On Monday night in Atlanta, the Big East that you and perhaps your dad grew up with was taken off life support.

As the Georgia Dome switched the lights - long after the 75,000 fans left, long after Rick Pitino's Cardinals' celebration concluded - there too went the gasping, flickering bulb that John Marinatto and the league's presidents unscrewed and threw against a brick wall in the search for bigger paydays and supposed self-preservation.

You know what I should be doing? I ought to be using this space to talk about how great the game itself was. Louisville and its worthy competitor Wolverines gave college basketball fans exactly what they needed on the sport's final night before next November.

But I won't. I'll use it to convey my inevitable, and maybe a bit delayed, realization. And I'll look ahead to a future that will bear the same name and perhaps an even better 34 years.

I sat up thinking about all of those games - all of those unmatched moments. Villanova's 'perfect game.' Ray Allen's favorable roll. Gerry McNamara's running three to sink UConn. Kemba Walker's step back to sink Pittsburgh even deeper. And, selfishly, Dwight Hardy's prayer that highlighted St. John's rejuvenating season two years ago.

The list rolls on, and on....and on. I could have been reminiscing the great Duke/North Carolina thrillers. Or even George Mason's run to the Final Four (although we all did love that). Yet I wasn't, because those aren't the teams that shaped my basketball upbringing. They won't be the teams, the games, and the moments that I'll miss.

When the Johnnies and the other teams that once flew the Big East banner high in the rafters kick off the 2013-14 season, things will be different. I'm not saying things will be worse, and I'm not necessarily saying things will be better (I'm confident, are you?). "Different" is the only certainty.

Butler, Xavier, and Creighton are joining forces with Georgetown, Villanova, St. John's, Providence, Seton Hall, Marquette, and DePaul. No Syracuse and no UConn, No Rutgers or Notre Dame. No newer Big East teams, Louisville, Cincinnati, or South Florida.

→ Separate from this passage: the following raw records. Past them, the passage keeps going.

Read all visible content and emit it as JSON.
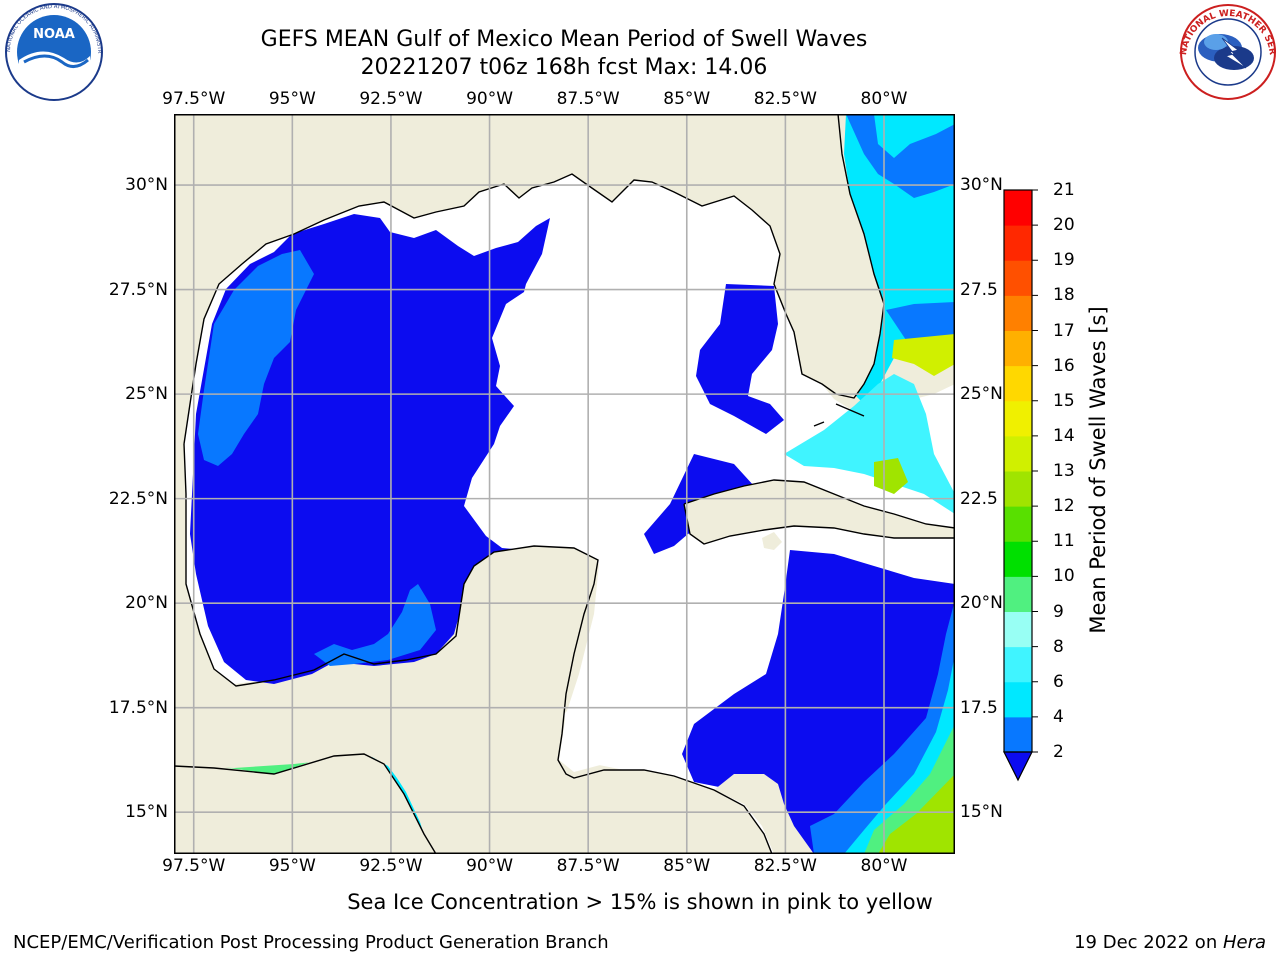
{
  "title": {
    "line1": "GEFS MEAN Gulf of Mexico Mean Period of Swell Waves",
    "line2": "20221207 t06z 168h fcst   Max: 14.06"
  },
  "logos": {
    "noaa_text": "NOAA",
    "noaa_ring": "NATIONAL OCEANIC AND ATMOSPHERIC ADMINISTRATION · U.S. DEPARTMENT OF COMMERCE",
    "nws_ring": "NATIONAL WEATHER SERVICE"
  },
  "map": {
    "lon_range": [
      -98.0,
      -78.2
    ],
    "lat_range": [
      14.0,
      31.7
    ],
    "lon_ticks": [
      {
        "value": -97.5,
        "label": "97.5°W"
      },
      {
        "value": -95.0,
        "label": "95°W"
      },
      {
        "value": -92.5,
        "label": "92.5°W"
      },
      {
        "value": -90.0,
        "label": "90°W"
      },
      {
        "value": -87.5,
        "label": "87.5°W"
      },
      {
        "value": -85.0,
        "label": "85°W"
      },
      {
        "value": -82.5,
        "label": "82.5°W"
      },
      {
        "value": -80.0,
        "label": "80°W"
      }
    ],
    "lat_ticks_left": [
      {
        "value": 30.0,
        "label": "30°N"
      },
      {
        "value": 27.5,
        "label": "27.5°N"
      },
      {
        "value": 25.0,
        "label": "25°N"
      },
      {
        "value": 22.5,
        "label": "22.5°N"
      },
      {
        "value": 20.0,
        "label": "20°N"
      },
      {
        "value": 17.5,
        "label": "17.5°N"
      },
      {
        "value": 15.0,
        "label": "15°N"
      }
    ],
    "lat_ticks_right": [
      {
        "value": 30.0,
        "label": "30°N"
      },
      {
        "value": 27.5,
        "label": "27.5"
      },
      {
        "value": 25.0,
        "label": "25°N"
      },
      {
        "value": 22.5,
        "label": "22.5"
      },
      {
        "value": 20.0,
        "label": "20°N"
      },
      {
        "value": 17.5,
        "label": "17.5"
      },
      {
        "value": 15.0,
        "label": "15°N"
      }
    ],
    "colors": {
      "land": "#efeddb",
      "no_swell": "#ffffff",
      "grid": "#b0b0b0"
    }
  },
  "colorbar": {
    "label": "Mean Period of Swell Waves [s]",
    "ticks": [
      "2",
      "4",
      "6",
      "8",
      "9",
      "10",
      "11",
      "12",
      "13",
      "14",
      "15",
      "16",
      "17",
      "18",
      "19",
      "20",
      "21"
    ],
    "colors": [
      "#0c0cf0",
      "#0878ff",
      "#00e8ff",
      "#40f4ff",
      "#98fff4",
      "#50f080",
      "#00e000",
      "#58e000",
      "#a0e400",
      "#d0f000",
      "#f0f000",
      "#ffd800",
      "#ffb000",
      "#ff8000",
      "#ff5000",
      "#ff2800",
      "#ff0000"
    ]
  },
  "subtitle": "Sea Ice Concentration > 15% is shown in pink to yellow",
  "footer": {
    "left": "NCEP/EMC/Verification Post Processing Product Generation Branch",
    "right_date": "19 Dec 2022 on ",
    "right_host": "Hera"
  }
}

For St. John's, Georgetown, Seton Hall, and the rest, the focus shifts back to the league's roots, the roots that grew from the seeds planted by legendary commissioner Dave Gavitt over three decades ago. Now, the programs in place remind many of the Big East of 1979. Hopefully it will be as awesome as it sounds.

That old adage "with every ending brings new beginning" couldn't apply more than it does now. When Louisville walked (or climbed) off the (elevated) court at the Georgia Dome, the Big East that won the men's title and will claim the women's title on Tuesday night passes the torch to what looks like the same league... but isn't.

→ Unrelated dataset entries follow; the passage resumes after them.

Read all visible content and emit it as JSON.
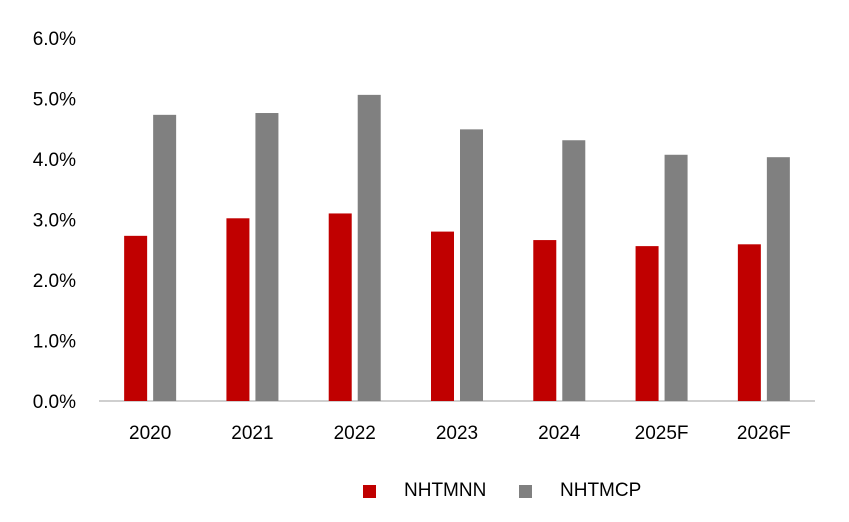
{
  "chart_data": {
    "type": "bar",
    "title": "",
    "xlabel": "",
    "ylabel": "",
    "categories": [
      "2020",
      "2021",
      "2022",
      "2023",
      "2024",
      "2025F",
      "2026F"
    ],
    "series": [
      {
        "name": "NHTMNN",
        "color": "#c00000",
        "values": [
          2.73,
          3.02,
          3.1,
          2.8,
          2.66,
          2.56,
          2.59
        ]
      },
      {
        "name": "NHTMCP",
        "color": "#808080",
        "values": [
          4.73,
          4.76,
          5.06,
          4.49,
          4.31,
          4.07,
          4.03
        ]
      }
    ],
    "ylim": [
      0,
      6
    ],
    "yticks": [
      0,
      1,
      2,
      3,
      4,
      5,
      6
    ],
    "ytick_labels": [
      "0.0%",
      "1.0%",
      "2.0%",
      "3.0%",
      "4.0%",
      "5.0%",
      "6.0%"
    ],
    "grid": false,
    "legend_position": "bottom"
  }
}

As Mark Blaudschun mentioned earlier on Tuesday in his blog, it's time for the new Big East to pick a leader, determine a structure, write down bylaws and rules, and pick officials - all of the fine details that are the reasons conferences exist in the first place. The longer the Big East waits to become operational, the more difficult it will be to iron out kinks and get the schools familiar with the new nuances before the fall sports (soccer, cross-country) start their seasons.

Blaudschun and many others recommend that the league brings Gavitt's son, Dan, aboard to serve as commissioner of the new and old Big East. A Gavitt worked out quite well the first time around, right?

It's an interesting feeling, not having the old Big East to fall back on. But this new league will have the competition, it will have Madison Square Garden, and it will have a healthy combination of old and new blood.

"I'm aware, having grown up in a basketball family, what St. John's and Madison Square Garden mean in terms of northeast basketball," Steve Lavin said. "I know that this is special. I am grateful to have been in a part of these last couple years coaching in the Big East as we know it, before the change to the new Big East."

Pitino and his impressive Cardinals squad gave Big East traditionalists one last hurrah. It was only fitting that the league went out on top - the way it always was.

Yet for the first time, that Big East is in the past and the new one is in the present. The structure has fallen and it's finally time to break ground.

It's the first day of the rest of our lives. Let's roll.